Statistical Analysis
To determine the relationship between the time interval between injury and MR imaging to the size of spinal cord lesions observed on MR imaging, we performed multiple regression analyses. Edema length and hemorrhage length were the dependent variables. Time to MR imaging was the independent variable. To control for factors that may have a significant effect on cord edema and hemorrhage independent of time to MR imaging, we performed multiple regression analysis initially by using variables such as age at injury, level of injury, and sex, but without the inclusion of time to MR imaging as a regressor. Level of injury had no significant effect in the initial analysis (P = .11) and, therefore, was not included in the final regression. Variables with a suggested significant effect, which were age and sex, were included in the final regression analyses, which also included the variable of interest, time to MR imaging, as a regressor. In patients who had a short-interval follow-up MR imaging study, a paired t test was used to evaluate for significant differences in edema length between the 2 MR imaging studies. Tests of statistical significance and the calculation of correlation coefficients were performed using Systat (Systat Software, Point Richmond, Calif).
Results
The time interval between injury and MR imaging (time to MR imaging) ranged from 2.5 to 66.25 hours, with a mean time of 18.8 ± 14.9 hours. These findings and other demographic/clinical data are summarized in Table 2.
Table 2:
Demographic and clinical characteristics of 48 ASIA A patients
| Characteristic | |
|---|---|
| Mean age (yr) | 47.1 ± 21.7 |
| Sex | |
| Male | 39 |
| Female | 9 |
| Neurologic level of injury | |
| C4 | 22 |
| C5 | 17 |
| C6 | 9 |
| Time from injury to MR imaging (h) | |
| Range | 2.5–66.25 |
| Mean | 18.8 ± 14.9 |
All 48 subjects were found to have spinal cord edema at MR imaging (Table 3). To examine the relationship of time to MR imaging to spinal cord edema length, we performed multiple regression analysis. This analysis demonstrated a correlation between increased time to MR imaging and increased cord edema length (R2 = 32%, F3,44 = 6.9, P = .002; Table 4). The magnitude of the effect of time to MR imaging on edema length is large, in that the regression coefficient for time to MR imaging is 0.108 (95% confidence interval [CI], 0.04–0.176). Stated differently, during the acute timeframe in this severely injured cohort, spinal cord edema length is calculated to increase by an average of 0.108 U of length per hour; given that there are 3 U per vertebral level, this rate corresponds to a 1-vertebral-level increase in edema for every additional 1.2 days between injury and MR imaging.
Table 3:
Spinal cord lesion characteristics on MR imaging
| Characteristic | |
|---|---|
| Patients with spinal cord | |
| Edema | 48/48 (100%) |
| Hemorrhage | 32/48 (67%) |
| Mean length | |
| Cord edema (units) | 10.3 ± 4.0 |
| Cord hemorrhage (units) | 2.6 ± 2.0 |
Table 4:
Results of multiple regression analysis to examine the effect of time to imaging on edema length
| Variable | Coefficient | Standard Error* | P value |
|---|---|---|---|
| Intercept | 10.9 | 1.4 | .001 |
| Time to MR imaging | 0.108 | 0.034 | .002 |
| Age | −0.065 | 0.023 | .008 |
| Sex | 2.5 | 1.3 | .06 |
Standard error of the estimated coefficient.

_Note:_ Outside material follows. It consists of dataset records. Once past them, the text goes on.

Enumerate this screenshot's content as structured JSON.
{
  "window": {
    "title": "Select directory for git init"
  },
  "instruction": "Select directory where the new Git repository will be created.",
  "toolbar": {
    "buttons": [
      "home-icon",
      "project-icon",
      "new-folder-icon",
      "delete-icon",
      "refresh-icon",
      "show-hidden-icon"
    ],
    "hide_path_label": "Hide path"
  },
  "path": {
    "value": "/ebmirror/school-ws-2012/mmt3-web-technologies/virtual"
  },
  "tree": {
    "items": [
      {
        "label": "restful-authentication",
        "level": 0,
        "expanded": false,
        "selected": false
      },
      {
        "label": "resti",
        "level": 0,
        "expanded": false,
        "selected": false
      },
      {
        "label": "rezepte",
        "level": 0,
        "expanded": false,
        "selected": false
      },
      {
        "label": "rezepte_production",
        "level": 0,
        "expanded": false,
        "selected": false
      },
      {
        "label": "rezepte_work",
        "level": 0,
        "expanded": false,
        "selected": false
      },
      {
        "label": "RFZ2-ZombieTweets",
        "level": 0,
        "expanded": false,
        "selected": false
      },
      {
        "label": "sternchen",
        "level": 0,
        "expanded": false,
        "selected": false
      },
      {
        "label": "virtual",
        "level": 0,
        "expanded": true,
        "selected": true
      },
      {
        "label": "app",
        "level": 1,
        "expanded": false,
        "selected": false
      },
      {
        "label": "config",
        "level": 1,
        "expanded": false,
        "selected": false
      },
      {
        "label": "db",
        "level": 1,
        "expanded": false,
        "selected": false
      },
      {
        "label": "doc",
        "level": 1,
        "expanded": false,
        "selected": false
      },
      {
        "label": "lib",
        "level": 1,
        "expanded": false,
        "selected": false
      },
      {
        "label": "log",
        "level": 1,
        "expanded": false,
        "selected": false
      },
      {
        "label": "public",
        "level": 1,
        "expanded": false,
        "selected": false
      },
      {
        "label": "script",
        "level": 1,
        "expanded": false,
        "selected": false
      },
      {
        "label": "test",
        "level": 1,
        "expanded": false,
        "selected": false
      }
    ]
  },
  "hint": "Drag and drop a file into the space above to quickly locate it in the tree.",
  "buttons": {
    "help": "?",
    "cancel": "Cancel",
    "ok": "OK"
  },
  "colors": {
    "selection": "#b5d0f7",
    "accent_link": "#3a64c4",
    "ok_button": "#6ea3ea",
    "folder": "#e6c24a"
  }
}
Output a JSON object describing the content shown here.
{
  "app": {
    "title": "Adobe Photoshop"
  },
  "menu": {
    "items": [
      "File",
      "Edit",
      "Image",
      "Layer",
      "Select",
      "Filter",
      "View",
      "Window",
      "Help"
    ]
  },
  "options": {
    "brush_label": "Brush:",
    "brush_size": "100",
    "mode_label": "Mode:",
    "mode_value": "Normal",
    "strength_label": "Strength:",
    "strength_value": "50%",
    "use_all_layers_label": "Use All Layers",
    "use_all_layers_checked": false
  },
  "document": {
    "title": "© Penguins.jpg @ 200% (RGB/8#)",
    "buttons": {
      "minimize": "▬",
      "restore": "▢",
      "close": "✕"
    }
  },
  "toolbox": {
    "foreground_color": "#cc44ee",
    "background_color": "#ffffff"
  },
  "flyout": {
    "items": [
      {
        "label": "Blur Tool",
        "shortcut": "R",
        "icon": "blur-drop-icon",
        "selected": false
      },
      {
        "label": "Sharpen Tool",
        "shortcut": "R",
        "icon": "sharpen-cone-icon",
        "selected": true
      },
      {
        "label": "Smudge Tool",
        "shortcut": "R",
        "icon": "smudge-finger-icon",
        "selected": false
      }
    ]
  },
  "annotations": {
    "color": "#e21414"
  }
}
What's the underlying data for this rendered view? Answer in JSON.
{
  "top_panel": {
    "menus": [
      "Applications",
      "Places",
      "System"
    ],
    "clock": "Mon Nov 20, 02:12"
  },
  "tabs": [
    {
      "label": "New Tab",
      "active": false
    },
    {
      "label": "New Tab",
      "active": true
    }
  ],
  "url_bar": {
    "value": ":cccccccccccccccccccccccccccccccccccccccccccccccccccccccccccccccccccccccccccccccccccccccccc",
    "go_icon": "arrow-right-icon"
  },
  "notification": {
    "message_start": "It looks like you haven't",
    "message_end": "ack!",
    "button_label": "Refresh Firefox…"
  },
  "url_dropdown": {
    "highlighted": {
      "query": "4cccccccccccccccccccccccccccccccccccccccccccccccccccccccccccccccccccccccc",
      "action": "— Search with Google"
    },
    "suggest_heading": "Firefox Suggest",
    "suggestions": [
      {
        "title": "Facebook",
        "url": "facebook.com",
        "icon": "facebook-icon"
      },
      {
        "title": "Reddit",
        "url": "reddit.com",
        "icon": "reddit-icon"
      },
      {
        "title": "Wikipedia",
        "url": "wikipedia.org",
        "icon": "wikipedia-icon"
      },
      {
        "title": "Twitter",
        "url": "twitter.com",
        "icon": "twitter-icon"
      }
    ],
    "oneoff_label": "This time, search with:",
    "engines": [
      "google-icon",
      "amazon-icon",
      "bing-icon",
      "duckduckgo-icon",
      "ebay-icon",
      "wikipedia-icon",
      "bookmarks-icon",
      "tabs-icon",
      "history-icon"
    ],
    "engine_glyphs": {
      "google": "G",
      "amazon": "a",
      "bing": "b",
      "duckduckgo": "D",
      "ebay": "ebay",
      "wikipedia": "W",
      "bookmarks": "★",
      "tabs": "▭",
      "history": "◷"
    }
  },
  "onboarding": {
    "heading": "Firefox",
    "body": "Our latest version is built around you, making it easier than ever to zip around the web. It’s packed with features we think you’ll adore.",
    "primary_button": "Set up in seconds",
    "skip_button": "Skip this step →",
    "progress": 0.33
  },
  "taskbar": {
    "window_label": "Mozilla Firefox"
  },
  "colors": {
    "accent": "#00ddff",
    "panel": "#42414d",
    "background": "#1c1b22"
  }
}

Because the size of spinal cord lesions is known to be affected by a number of clinical factors such as age,9,17 other available clinical factors were included in the regression analysis described previously to control for their potentially confounding effects. This analysis confirmed a significant effect of age on spinal cord edema. The regression coefficient for age is −0.065 (P = .008, 95% CI, −0.019 to −0.111). Thus, in this cohort, an additional 10 years of patient age corresponds to a decrease in spinal cord edema of 0.65 U, or approximately one fifth (21.7%) of a vertebral level. The effect of sex on cord edema was not significant in the final analysis, but there remained a trend (P = .06; regression coefficient, 2.5; 95% CI, 0.1–4.9) toward significance, with women exhibiting greater overall lengths of spinal cord edema. However, the number of women included in the study was comparatively small (9 of 48 patients).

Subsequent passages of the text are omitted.